[EM] A four bit (sixteen slot) range style ballot

Kevin Venzke stepjak at yahoo.fr
Mon Jun 14 06:35:08 PDT 2010


Hi,

--- En date de : Lun 14.6.10, Kristofer Munsterhjelm <km-elmet at broadpark.no> a écrit :
> Abd ul-Rahman Lomax wrote:
> > At 10:09 AM 6/13/2010, Kevin Venzke wrote:
> > 
> >> --- En date de : Sam 12.6.10, Abd ul-Rahman Lomax
> <abd at lomaxdesign.com>
> a écrit :
> >> 
> >> > Plurality allows voters to place a candidate
> at the "top of
> >> > their preference listings."
> >> 
> >> That is inadequate to satisfy the criterion, which
> refers to candidates
> >> plural. Woodall's Majority is equal to what has
> been called "Mutual
> >> Majority" on this list.
> > 
> > Sure. It's more general in application than the simple
> restatements of the Majority Criterion. However, the plural
> includes the singular.
>
> > What I see with Plurality is that if a majority of
> voters put the same set of candidates at the top of their
> preference listings, on the ballot, that candidate will win.
> That they only put one candidate doesn't violate or negate
> that statement.

If you owe the bank $100 and you pay it $50, that $50 is included in the
total, yes. The first $50 is required. But also the other $50 is required.

> > Below, Mr. Venzke provides a definition of preference
> listing, which considers it a ballot.
> > 
> > My point, though, is not to insist upon one particular
> interpretation, but to show that interpreting and applying a
> preferential voting criterion, as Woodall's Majority
> Criterion was intended to be, to a voting system that isn't
> constructed as expected, is not a way to objectively judge
> the system, because one then has to make a series of
> possibly biased judgments.
> > 
> > This really comes out when we start to examine
> Approval voting. If a majority of voters prefer a candidate
> over all others, showing that on the ballot, with Approval
> voting, that candidate must win. If they conceal this
> preference by also approving someone else, that candidate
> might lose.

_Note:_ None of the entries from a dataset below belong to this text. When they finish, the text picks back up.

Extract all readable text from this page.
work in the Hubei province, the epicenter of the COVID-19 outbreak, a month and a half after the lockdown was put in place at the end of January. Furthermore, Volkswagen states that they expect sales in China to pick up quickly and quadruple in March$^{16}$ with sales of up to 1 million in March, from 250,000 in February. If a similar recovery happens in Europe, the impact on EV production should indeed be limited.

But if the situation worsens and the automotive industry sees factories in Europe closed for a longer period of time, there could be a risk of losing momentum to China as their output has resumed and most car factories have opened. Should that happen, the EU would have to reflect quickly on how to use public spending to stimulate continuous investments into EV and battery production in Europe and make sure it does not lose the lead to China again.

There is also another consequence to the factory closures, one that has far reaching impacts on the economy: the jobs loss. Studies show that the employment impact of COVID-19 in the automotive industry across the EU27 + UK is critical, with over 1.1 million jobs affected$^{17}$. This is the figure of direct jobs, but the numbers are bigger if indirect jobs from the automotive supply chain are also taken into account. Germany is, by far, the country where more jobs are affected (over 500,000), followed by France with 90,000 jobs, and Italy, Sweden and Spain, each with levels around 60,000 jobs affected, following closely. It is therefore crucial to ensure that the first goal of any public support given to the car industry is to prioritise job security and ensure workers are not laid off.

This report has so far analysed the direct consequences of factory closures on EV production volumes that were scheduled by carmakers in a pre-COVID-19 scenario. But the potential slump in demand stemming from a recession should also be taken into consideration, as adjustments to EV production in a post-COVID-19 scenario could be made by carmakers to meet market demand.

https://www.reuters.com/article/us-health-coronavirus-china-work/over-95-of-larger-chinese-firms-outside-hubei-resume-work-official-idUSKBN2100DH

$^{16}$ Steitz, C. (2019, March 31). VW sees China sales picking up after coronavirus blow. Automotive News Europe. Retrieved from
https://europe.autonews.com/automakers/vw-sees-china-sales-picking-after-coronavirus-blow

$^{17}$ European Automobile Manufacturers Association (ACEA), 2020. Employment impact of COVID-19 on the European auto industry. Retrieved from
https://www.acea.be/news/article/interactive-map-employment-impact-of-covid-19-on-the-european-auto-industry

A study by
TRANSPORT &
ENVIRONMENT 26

So ... does aproval voting satisfy this Majority
> Criterion?

If we either aren't using Woodall's framework or aren't using his 
interpretation of Approval, then it is ambiguous.

> Approval passes mutual majority if you alter it in such a
> way that Plurality, Minmax, etc., also pass it: "If
> everybody equal-ranks a certain set at first place, then
> someone from that set should win". However, that is not what
> Woodall intended, and it reduces mutual majority to simple
> Majority - in which case, why care about mutual majority?
> 
> Approval passes ordinary Majority. If a certain candidate
> (or set) is approved by a majority of the voters, any
> candidate that has a hope of beating it must also be
> approved by a majority.

But note that the way Woodall translates Approval into his framework,
it wouldn't satisfy ordinary Majority. That is arbitrary, but is consistent
with the fact that he doesn't consider equal rankings, and is also
consistent with the way some of our methods treat all explicitly ranked
candidates as "approved" for some purpose.

I personally don't view Approval as satisfying any kind of Majority. But 
I don't consider the argument winnable.